About 150 people – teachers, writers, illustrators, grad students, librarians, editors, scholars, and fans – attended. Strangers were instantly affectionate. The featured authors and illustrators were approachable. I made a conference friend, a school librarian who is also a Simmons alum, and I really enjoyed having one person with whom I could continuously share impressions and enthusiasm. I also loved being at Simmons again and remembering my professors, my friends, and my years of learning.
I gathered much good insight and advice from the many author and illustrator talks, which were all prepared and differently framed around the Institute’s theme for this year: Love Letters. I took notes. I hope it will all stay with me, motivating me to return to some projects I have set aside in doubt and helping me stick with them.
From my notebook: a list of the speakers, in order of their appearance, and ideas and inspiration I wrote down as they spoke. There are 13 of them, a baker’s dozen. Keep reading after the jump.

Shane plays; Jack records.
1. Shane Evans, illustrator and writer: website
He gives himself an assignment to journal on the same topic for 41 days. The topic might be truth or love or some other big idea. He does this “because I’m lazy.” Once, for 41 days, he asked a different person every day the same question and photographed him/her and then put it all on his website.

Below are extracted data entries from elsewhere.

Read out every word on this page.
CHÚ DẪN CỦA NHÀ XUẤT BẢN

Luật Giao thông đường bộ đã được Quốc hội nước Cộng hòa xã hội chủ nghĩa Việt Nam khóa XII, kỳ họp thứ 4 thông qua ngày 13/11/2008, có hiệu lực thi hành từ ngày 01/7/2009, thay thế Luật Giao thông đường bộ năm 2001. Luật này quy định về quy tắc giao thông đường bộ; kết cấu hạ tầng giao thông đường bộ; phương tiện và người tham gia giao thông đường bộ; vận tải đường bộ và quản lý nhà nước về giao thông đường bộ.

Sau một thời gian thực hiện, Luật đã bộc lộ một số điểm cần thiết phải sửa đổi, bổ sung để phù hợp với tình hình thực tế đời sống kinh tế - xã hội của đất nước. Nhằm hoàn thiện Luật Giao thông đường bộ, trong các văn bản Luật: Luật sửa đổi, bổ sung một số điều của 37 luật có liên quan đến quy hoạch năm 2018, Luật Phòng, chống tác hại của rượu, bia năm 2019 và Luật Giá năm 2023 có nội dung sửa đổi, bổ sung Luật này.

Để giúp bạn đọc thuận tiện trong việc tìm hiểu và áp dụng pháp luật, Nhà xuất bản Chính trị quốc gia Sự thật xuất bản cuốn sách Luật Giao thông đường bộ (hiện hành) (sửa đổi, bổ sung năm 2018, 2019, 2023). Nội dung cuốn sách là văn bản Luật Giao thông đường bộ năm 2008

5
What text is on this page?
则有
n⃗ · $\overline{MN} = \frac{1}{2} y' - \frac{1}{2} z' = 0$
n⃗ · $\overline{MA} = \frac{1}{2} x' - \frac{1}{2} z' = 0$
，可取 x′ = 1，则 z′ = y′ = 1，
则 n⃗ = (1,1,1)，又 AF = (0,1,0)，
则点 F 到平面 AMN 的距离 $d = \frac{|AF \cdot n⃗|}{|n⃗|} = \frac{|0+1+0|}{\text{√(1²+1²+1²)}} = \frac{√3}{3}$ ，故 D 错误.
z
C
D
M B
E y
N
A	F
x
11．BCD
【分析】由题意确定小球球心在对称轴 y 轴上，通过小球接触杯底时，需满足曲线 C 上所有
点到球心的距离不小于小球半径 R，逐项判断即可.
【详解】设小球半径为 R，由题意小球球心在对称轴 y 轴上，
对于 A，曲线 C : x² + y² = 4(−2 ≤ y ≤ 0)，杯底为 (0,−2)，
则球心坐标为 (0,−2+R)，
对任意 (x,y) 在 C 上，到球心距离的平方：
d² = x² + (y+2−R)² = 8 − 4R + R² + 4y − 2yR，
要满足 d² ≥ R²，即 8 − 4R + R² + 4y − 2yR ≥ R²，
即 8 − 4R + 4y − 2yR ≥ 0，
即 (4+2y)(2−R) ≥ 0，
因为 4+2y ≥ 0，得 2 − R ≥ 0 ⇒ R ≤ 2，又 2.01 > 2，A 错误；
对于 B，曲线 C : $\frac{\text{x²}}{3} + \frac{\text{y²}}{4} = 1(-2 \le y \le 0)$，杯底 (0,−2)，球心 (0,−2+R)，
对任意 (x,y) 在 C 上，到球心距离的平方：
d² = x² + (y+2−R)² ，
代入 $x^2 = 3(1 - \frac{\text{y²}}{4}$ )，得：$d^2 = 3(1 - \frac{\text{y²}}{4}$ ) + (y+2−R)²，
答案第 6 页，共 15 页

Interesting metaphor: mountain top vs. valley. “Nothing grows on top of a mountain; it can’t breathe. We have to go down to the valley; it’s where nurturing happens… We talk about highs and lows – what’s wrong with the lows?!”
He showed a slide of works from 10 visual artists who are his inspirations. I wonder: who would be my 10 inspirations? What would it be like to take a work from each of them and hang it over my desk?
Shane is also a musician – went to college with Taye Diggs – and got us to sing along with him… TWICE.
2. Deborah Freedman, illustrator and writer: website
She is a former architect. Looks at books (physical ones) as “a spatial problem.” She said, “a picture book creates a space.” She believes an iPad won’t do that, or can’t do that yet. (I wondered, “Why not?”) She likes things she can touch; she likes things that exist in space: “I like the book.”
Talked about balancing “intuition and rationality.” She does that in her sketchbook; she starts a new one for each project. Once she has an idea, the first thing she does is to “go to the library and look at every book about that idea.”
In picture-book making, pacing is very important. She works this out in a storyboard, and she’s constantly “pacing and re-pacing.” (I noticed that pacing is a quality of stories and books that several of the writers or illustrators mentioned in their talks.)
Tight limitations are a gift, she said, using those words exactly. I liked her.